La haute responsable juridique de Goldman Sachs, Kathy Ruemmler, démissionne après des révélations sur ses liens avec Jeffrey Epstein
NEW YORK (AP) – Kathy Ruemmler, directrice juridique de Goldman Sachs, a annoncé sa démission suite à la publication de documents reliant son nom à celui de Jeffrey Epstein, le financier condamné pour agressions sexuelles sur mineures. Les révélations, issues de récentes publications du ministère américain de la Justice, ont mis en lumière des échanges et des cadeaux reçus de la part d’Epstein, ainsi que des conseils prodigués pour gérer sa réputation.
La démission de Ruemmler intervient dans un contexte de pression croissante sur les personnalités ayant entretenu des relations avec Epstein, dont les agissements ont suscité un scandale mondial. Les documents publiés par le ministère de la Justice révèlent que Ruemmler, qui a par le passé occupé le poste de conseillère juridique à la Maison Blanche sous l’administration Obama, considérait Epstein comme un “frère aîné”. Elle a par ailleurs reconnu avoir regretté de l’avoir connu, tout en niant lui avoir fourni une assistance juridique ou intercédé en sa faveur auprès de tiers.
Dans une déclaration diffusée jeudi, le PDG de Goldman Sachs, David Solomon, a salué le travail de Ruemmler, la qualifiant de “professionnelle exceptionnelle” et exprimant sa gratitude pour ses “conseils judicieux” sur des questions juridiques cruciales pour l’entreprise.
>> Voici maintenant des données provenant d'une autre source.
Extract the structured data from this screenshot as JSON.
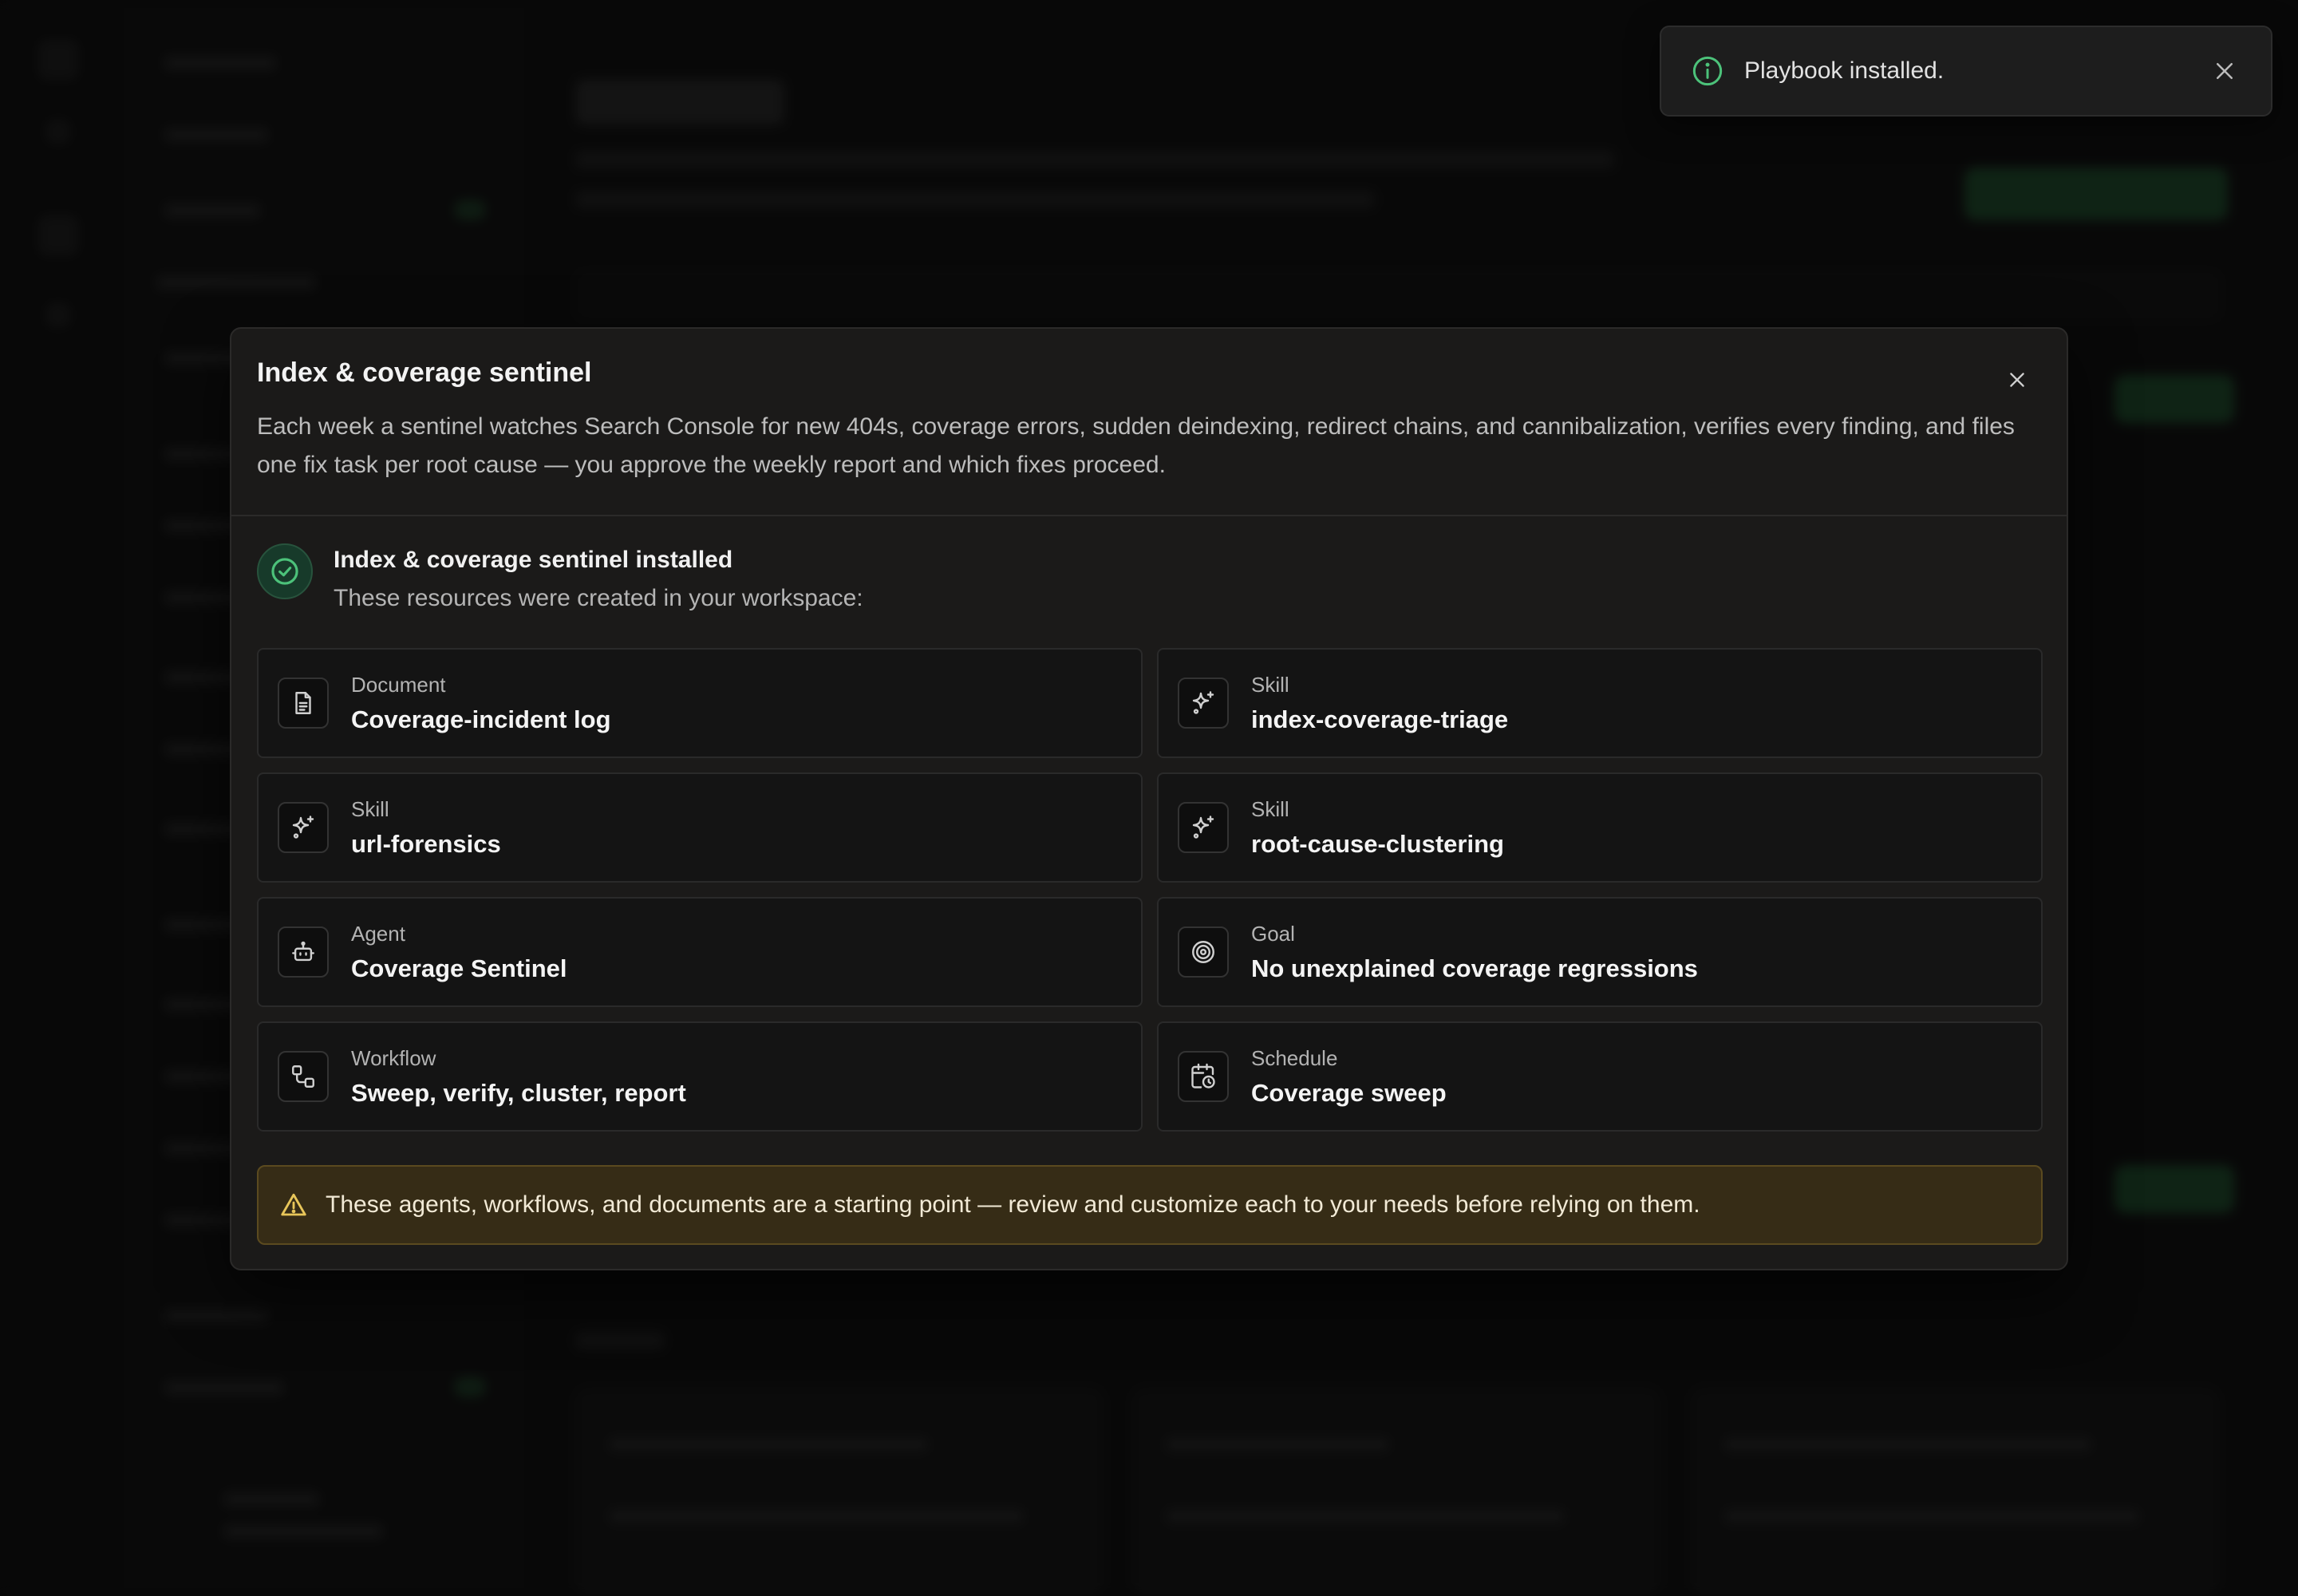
{
  "toast": {
    "message": "Playbook installed.",
    "icon": "info-icon",
    "icon_color": "#4cc27a"
  },
  "modal": {
    "title": "Index & coverage sentinel",
    "description": "Each week a sentinel watches Search Console for new 404s, coverage errors, sudden deindexing, redirect chains, and cannibalization, verifies every finding, and files one fix task per root cause — you approve the weekly report and which fixes proceed.",
    "success": {
      "title": "Index & coverage sentinel installed",
      "subtitle": "These resources were created in your workspace:",
      "color": "#4cc27a"
    },
    "resources": [
      {
        "type": "Document",
        "name": "Coverage-incident log",
        "icon": "document-icon"
      },
      {
        "type": "Skill",
        "name": "index-coverage-triage",
        "icon": "sparkle-icon"
      },
      {
        "type": "Skill",
        "name": "url-forensics",
        "icon": "sparkle-icon"
      },
      {
        "type": "Skill",
        "name": "root-cause-clustering",
        "icon": "sparkle-icon"
      },
      {
        "type": "Agent",
        "name": "Coverage Sentinel",
        "icon": "robot-icon"
      },
      {
        "type": "Goal",
        "name": "No unexplained coverage regressions",
        "icon": "target-icon"
      },
      {
        "type": "Workflow",
        "name": "Sweep, verify, cluster, report",
        "icon": "workflow-icon"
      },
      {
        "type": "Schedule",
        "name": "Coverage sweep",
        "icon": "calendar-clock-icon"
      }
    ],
    "warning": {
      "text": "These agents, workflows, and documents are a starting point — review and customize each to your needs before relying on them.",
      "color": "#e8c65a"
    }
  }
}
Solomon a également souligné son rôle de mentor et d’amie pour de nombreux employés de la banque. Ruemmler quittera ses fonctions à la fin du mois de juin.
Cette affaire s’inscrit dans une série de démissions et d’enquêtes liées au réseau d’Epstein. Au Royaume-Uni, le Premier ministre Keir Starmer a annoncé la démission de son secrétaire de cabinet, Chris Wormald, dans le cadre d’une enquête policière concernant la nomination de Peter Mandelson, ancien ambassadeur britannique aux États-Unis, dont les liens avec Epstein sont également scrutés. En Norvège, la police a perquisitionné les propriétés de l’ancien Premier ministre Thorbjorn Jagland dans le cadre d’une enquête pour corruption liée à ses relations avec le financier.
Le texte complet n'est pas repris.